The phone rang; it was someone I knew in Sheffield.  It was a tip off, there were some returned tickets for the FA Cup semi-final at Hillsborough going on sale, the Sheffield Wednesday ground,  but you had to be quick.

Doing a Nicki Lauda type run I made it in time to get a couple.  This was 1974 when Newcastle United, with MacDonald wearing the number 9 and scoring twice beat Burnley.  During the 70's and 80's, I was at Hillsborough a handful of times, as well as Bramall Lane, the other Sheffield United ground.

When the Hillsborough Disaster occurred in 1989, I had over forty years of attending soccer and rugby matches, sometimes in the stands, especially if with our youngsters, sometimes on the terraces.

A couple of times I made into Director's Boxes and on one occasion the Royal Box at Wembley with HRH Princess Anne there and the benefit of a good long lunch to prepare me for the rigours of being quiet and correct, unlike at times on the terraces.

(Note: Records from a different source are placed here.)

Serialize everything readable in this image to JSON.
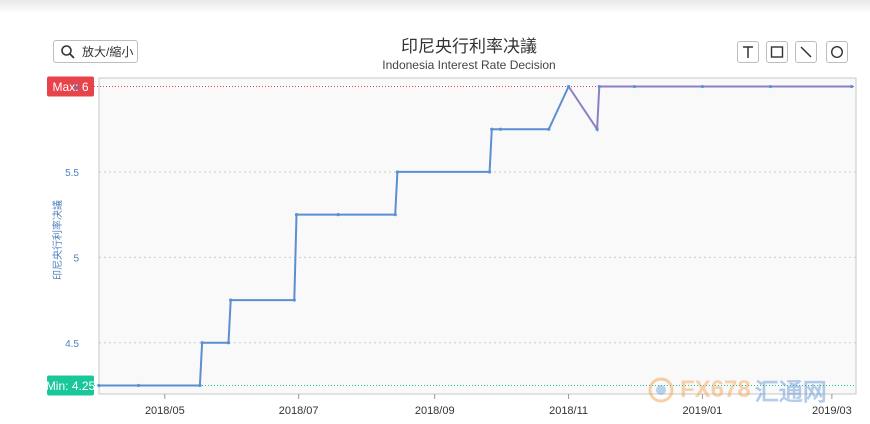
{
  "toolbar": {
    "zoom_label": "放大/縮小",
    "tools": [
      {
        "icon": "text-tool-icon"
      },
      {
        "icon": "rectangle-tool-icon"
      },
      {
        "icon": "line-tool-icon"
      },
      {
        "icon": "circle-tool-icon"
      }
    ]
  },
  "colors": {
    "line": "#5b8fd1",
    "max": "#e8434b",
    "min": "#19c79b",
    "grid": "#cccccc",
    "plot_bg": "#f9f9fa"
  },
  "watermark": {
    "text_a": "FX678",
    "text_b": "汇通网"
  },
  "chart_data": {
    "type": "line",
    "title": "印尼央行利率决議",
    "subtitle": "Indonesia Interest Rate Decision",
    "ylabel": "印尼央行利率决議",
    "xlabel": "",
    "ylim": [
      4.2,
      6.05
    ],
    "xlim": [
      "2018-04-01",
      "2019-03-12"
    ],
    "yticks": [
      {
        "v": 4.5,
        "label": "4.5"
      },
      {
        "v": 5,
        "label": "5"
      },
      {
        "v": 5.5,
        "label": "5.5"
      },
      {
        "v": 6,
        "label": "6"
      }
    ],
    "xticks": [
      {
        "date": "2018-05-01",
        "label": "2018/05"
      },
      {
        "date": "2018-07-01",
        "label": "2018/07"
      },
      {
        "date": "2018-09-01",
        "label": "2018/09"
      },
      {
        "date": "2018-11-01",
        "label": "2018/11"
      },
      {
        "date": "2019-01-01",
        "label": "2019/01"
      },
      {
        "date": "2019-03-01",
        "label": "2019/03"
      }
    ],
    "grid": true,
    "max": {
      "value": 6,
      "label": "Max: 6"
    },
    "min": {
      "value": 4.25,
      "label": "Min: 4.25"
    },
    "series": [
      {
        "points": [
          {
            "x": "2018-04-01",
            "y": 4.25
          },
          {
            "x": "2018-04-19",
            "y": 4.25
          },
          {
            "x": "2018-05-17",
            "y": 4.25
          },
          {
            "x": "2018-05-18",
            "y": 4.5
          },
          {
            "x": "2018-05-30",
            "y": 4.5
          },
          {
            "x": "2018-05-31",
            "y": 4.75
          },
          {
            "x": "2018-06-29",
            "y": 4.75
          },
          {
            "x": "2018-06-30",
            "y": 5.25
          },
          {
            "x": "2018-07-19",
            "y": 5.25
          },
          {
            "x": "2018-08-14",
            "y": 5.25
          },
          {
            "x": "2018-08-15",
            "y": 5.5
          },
          {
            "x": "2018-09-26",
            "y": 5.5
          },
          {
            "x": "2018-09-27",
            "y": 5.75
          },
          {
            "x": "2018-10-01",
            "y": 5.75
          },
          {
            "x": "2018-10-23",
            "y": 5.75
          },
          {
            "x": "2018-11-01",
            "y": 6
          },
          {
            "x": "2018-11-14",
            "y": 5.75
          },
          {
            "x": "2018-11-15",
            "y": 6
          },
          {
            "x": "2018-12-01",
            "y": 6
          },
          {
            "x": "2019-01-01",
            "y": 6
          },
          {
            "x": "2019-02-01",
            "y": 6
          },
          {
            "x": "2019-03-10",
            "y": 6
          }
        ]
      }
    ]
  }
}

In the late 1940's there was one mid week game, rare then before floodlights, when Liverpool, where I was staying, were at Bolton.  The station was just across the park so it was an easy trip.  Also, being mid week then the crowd would have been thin.  This was a couple of years after the Bolton Wanderers Burnden Park Disaster with loss of life and I was on the same terrace.  It was easy to see how it happened.

In those forty odd years, because of moving around, being here and there, being in places and looking for something to do going to a game that happened to be on, there was a lot of experience in many grounds to draw on when I was looking at the TV footage of the Hillsborough Disaster in 1989.

In particular I knew the Leppings Lane end from being in the West Stand behind the goal.  A feature of the way in to this West Stand and the terrace in front of it was that it was relatively small and therefore much easier to police and control.

As Sheffield had two what were then major teams almost every Saturday during the season one or other team would be playing at home and with sizeable crowds.  At Hillsborough one area of major concern would certainly have been the East Bank behind the other goal, wholly standing, very large and steep as was the Burnden Park in Bolton.

The Sheffield soccer fans were no less attached to avoiding thirst as any others and no less lively in their conduct.  The old Sheffield County Borough Police would have been familiar with this and were known to have a let us say rigorous approach to crowd control.  Part of the game, it might be said.

But this police force in 1974 was merged into the new South Yorkshire Police Force on local government reorganisation.  At that time a good many senior police officers took early retirement to make way for younger men; some who as well as wearing uniform could talk the management speak then coming into fashion.

You had a new organisation with a new philosophy with a much wider area in which Sheffield was only a part.  The basics of traffic and crowd control were of lesser standing.  By 1989 the managers were the top men.

My personal view, purely as an outsider with no interest beyond my own experience of crowds and stadia, was that when the Disaster occurred something had gone very badly wrong.

And it had gone wrong in the policing and crowd management, crucially in first managing the flows into the streets around Leppings Lane and then in the relatively small shared area behind the West Stand and the Leppings Lane Terrace.

It may have been that the police in that area were too few or did not have relevant experience.  It might have been a sudden communications and chain of command breakdown at the time when inflows were at their greatest.

But it might have been a failure of command and planning, in which case  senior management and their political affiliates would have been those responsible.

Given that only a year before there had been problems and by the late 1980's it must have been apparent from a great deal of crowd history what might happen it was a major failure and at a senior level.

Now we know and what I would like to know is who exactly was instrumental in the way the investigations and enquiries were handled to tell the lies and to defame the dead.

1 comment:

  1. A month or so back I was walking through Dovedale with an ex-colleague and we were trying to pinpoint when things began to go wrong in our field - environmental science.

    We both came to the conclusion that it was 1974. Until then experienced people ran their local patch and simply did what needed doing. On the whole they enjoyed it too.

    After 1974 the managers and the bureaucracy came in and things were never the same again.